Diabète : panique après l’annonce de l’arrêt de production de pompes à insuline

Publié le 08 Août 2019 à 12h33 par Agathe Boussard, journaliste santé
Medtronic, leader mondial des technologies médicales, a annoncé vouloir arrêter la production d’un modèle de pompe à insuline en 2020. Deux élus de Charente-Maritime alertent le gouvernement sur les conséquences d'une telle décision sur la vie de centaines de diabétiques.

Le compte à rebours a commencé pour plusieurs centaines de malades diabétiques à travers le monde. Le déclencheur ? La décision du leader mondial des technologies médicales, Medtronic, décide d’arrêter la production d’un modèle de pompe à insuline en 2020. Un choix qui va bouleverser le quotidien de nombreux malades.

Pour rappel, le diabète est une maladie chronique due à un dysfonctionnement du pancréas. Selon la Fédération Française des diabétiques, "il se caractérise par une hyperglycémie chronique, c’est-à-dire un excès de sucre dans le sang et donc un taux de glucose (glycémie) trop élevé".

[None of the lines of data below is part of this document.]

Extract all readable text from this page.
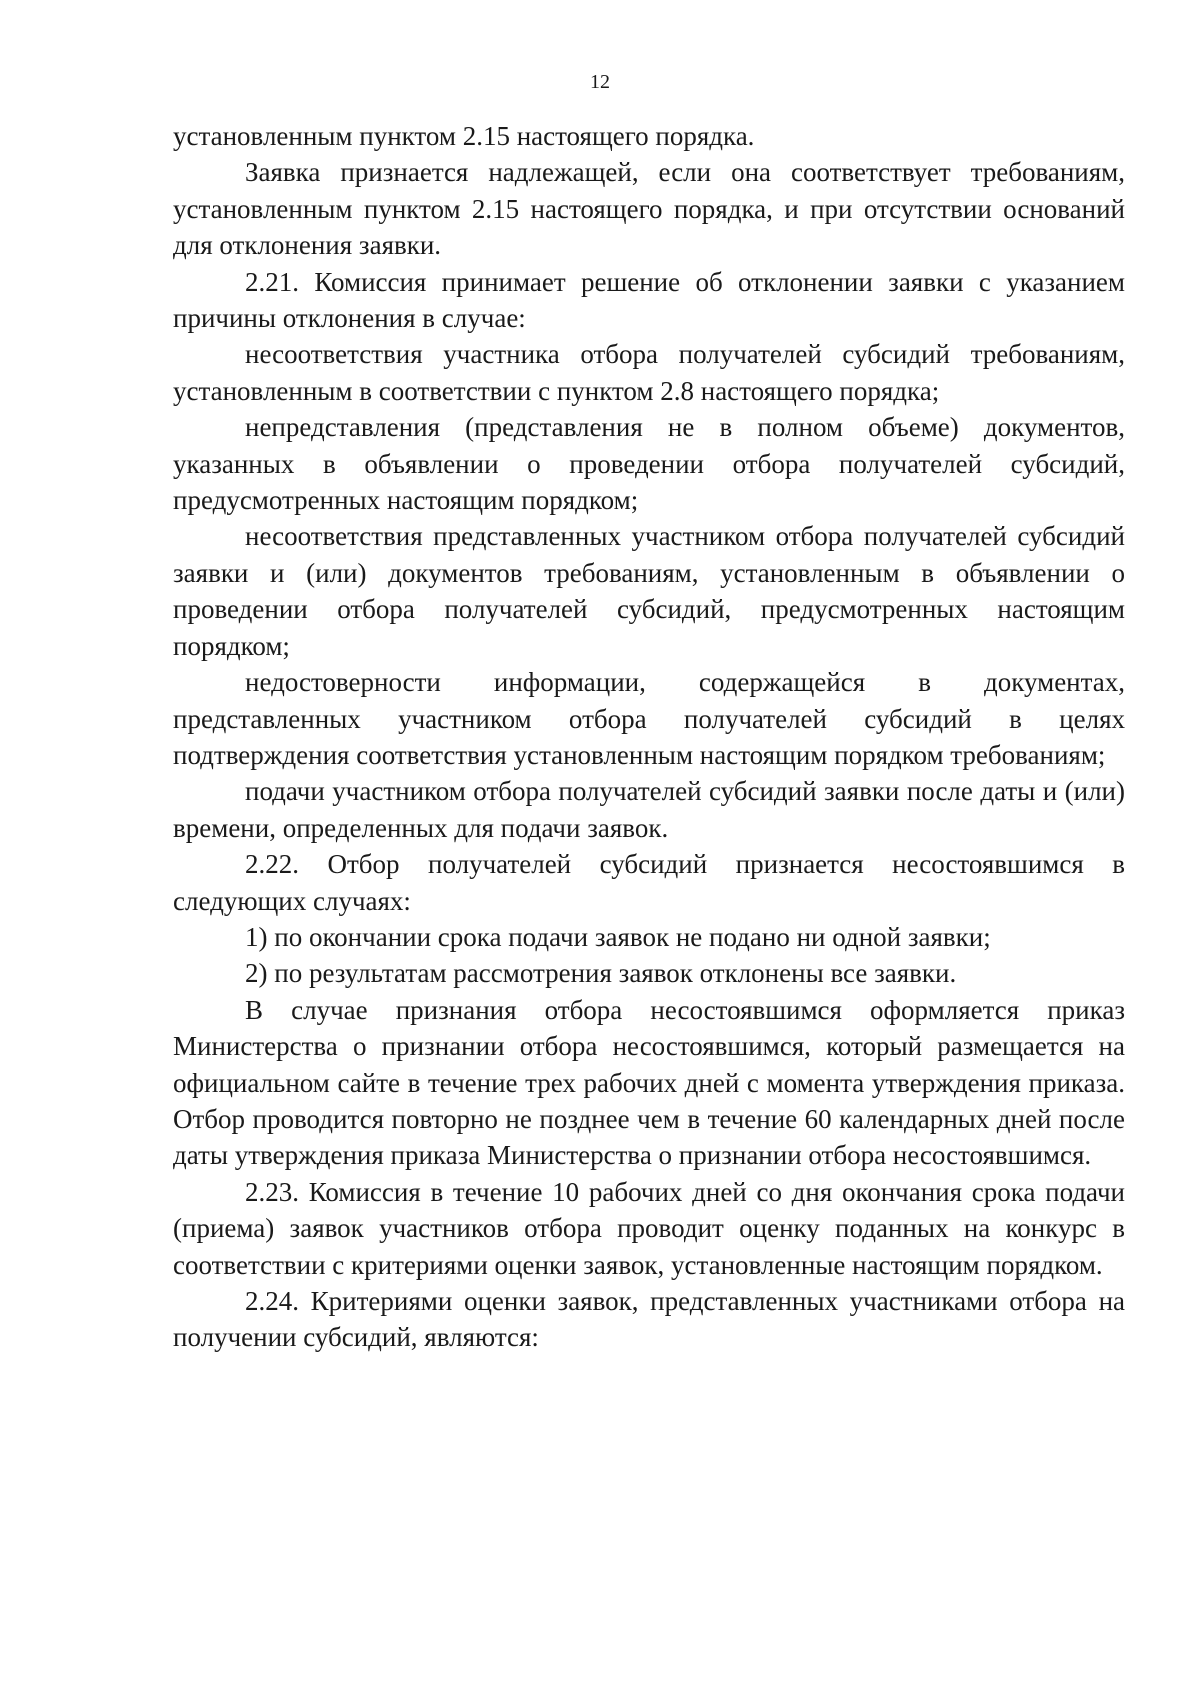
12

установленным пунктом 2.15 настоящего порядка.

Заявка признается надлежащей, если она соответствует требованиям, установленным пунктом 2.15 настоящего порядка, и при отсутствии оснований для отклонения заявки.

2.21. Комиссия принимает решение об отклонении заявки с указанием причины отклонения в случае:

несоответствия участника отбора получателей субсидий требованиям, установленным в соответствии с пунктом 2.8 настоящего порядка;

непредставления (представления не в полном объеме) документов, указанных в объявлении о проведении отбора получателей субсидий, предусмотренных настоящим порядком;

несоответствия представленных участником отбора получателей субсидий заявки и (или) документов требованиям, установленным в объявлении о проведении отбора получателей субсидий, предусмотренных настоящим порядком;

недостоверности информации, содержащейся в документах, представленных участником отбора получателей субсидий в целях подтверждения соответствия установленным настоящим порядком требованиям;

подачи участником отбора получателей субсидий заявки после даты и (или) времени, определенных для подачи заявок.

2.22. Отбор получателей субсидий признается несостоявшимся в следующих случаях:

1) по окончании срока подачи заявок не подано ни одной заявки;

2) по результатам рассмотрения заявок отклонены все заявки.

В случае признания отбора несостоявшимся оформляется приказ Министерства о признании отбора несостоявшимся, который размещается на официальном сайте в течение трех рабочих дней с момента утверждения приказа. Отбор проводится повторно не позднее чем в течение 60 календарных дней после даты утверждения приказа Министерства о признании отбора несостоявшимся.

2.23. Комиссия в течение 10 рабочих дней со дня окончания срока подачи (приема) заявок участников отбора проводит оценку поданных на конкурс в соответствии с критериями оценки заявок, установленные настоящим порядком.

2.24. Критериями оценки заявок, представленных участниками отбора на получении субсидий, являются:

Une très mauvaise nouvelle pour certains malades diabétiques

Il existe deux grands types de diabète : "Le diabète de type 1 qui concerne environ 6% des diabétiques et le diabète de type 2 qui touche 92% des diabétiques", peut-on lire sur le site de la Fédération. Les personnes concernées par l’annonce de l’entreprise américaine Medtronic sont atteintes de diabète de "type 1 complexe", soit environ 1% des 200 000 diabétiques de type 1. Selon l'association de médecins Evadiac (Evaluation dans le Diabète du traitement par Implants Actifs), 200 malades diabétiques en France porteraient le modèle de pompe à insuline qui sera très prochainement retiré du marché. Ils seraient environ 400 dans le monde.

Pour eux, l’arrêt de la fabrication de ce dispositif médical est une très mauvaise nouvelle. Ces diabétiques ont, en effet, besoin que l’insuline leur soit injectée dans le corps. "Ces patients sont particuliers", a ainsi expliqué à l’AFP le Pr Eric Renard.

Le chef du service Endocrinologie-Diabétologie-Nutrition du CHU de Montpellier poursuit : "Contrairement aux autres, leur peau n’absorbe pas l’insuline ou seulement de manière irrégulière. [...] Ils ont besoin d’un traitement qui court-circuite la peau, que l’insuline soit directement injectée dans l’organisme." Les traitements conventionnels du type pompe à insuline externe ou stylos à insuline ne leur permettent pas de "maîtriser" leur diabète.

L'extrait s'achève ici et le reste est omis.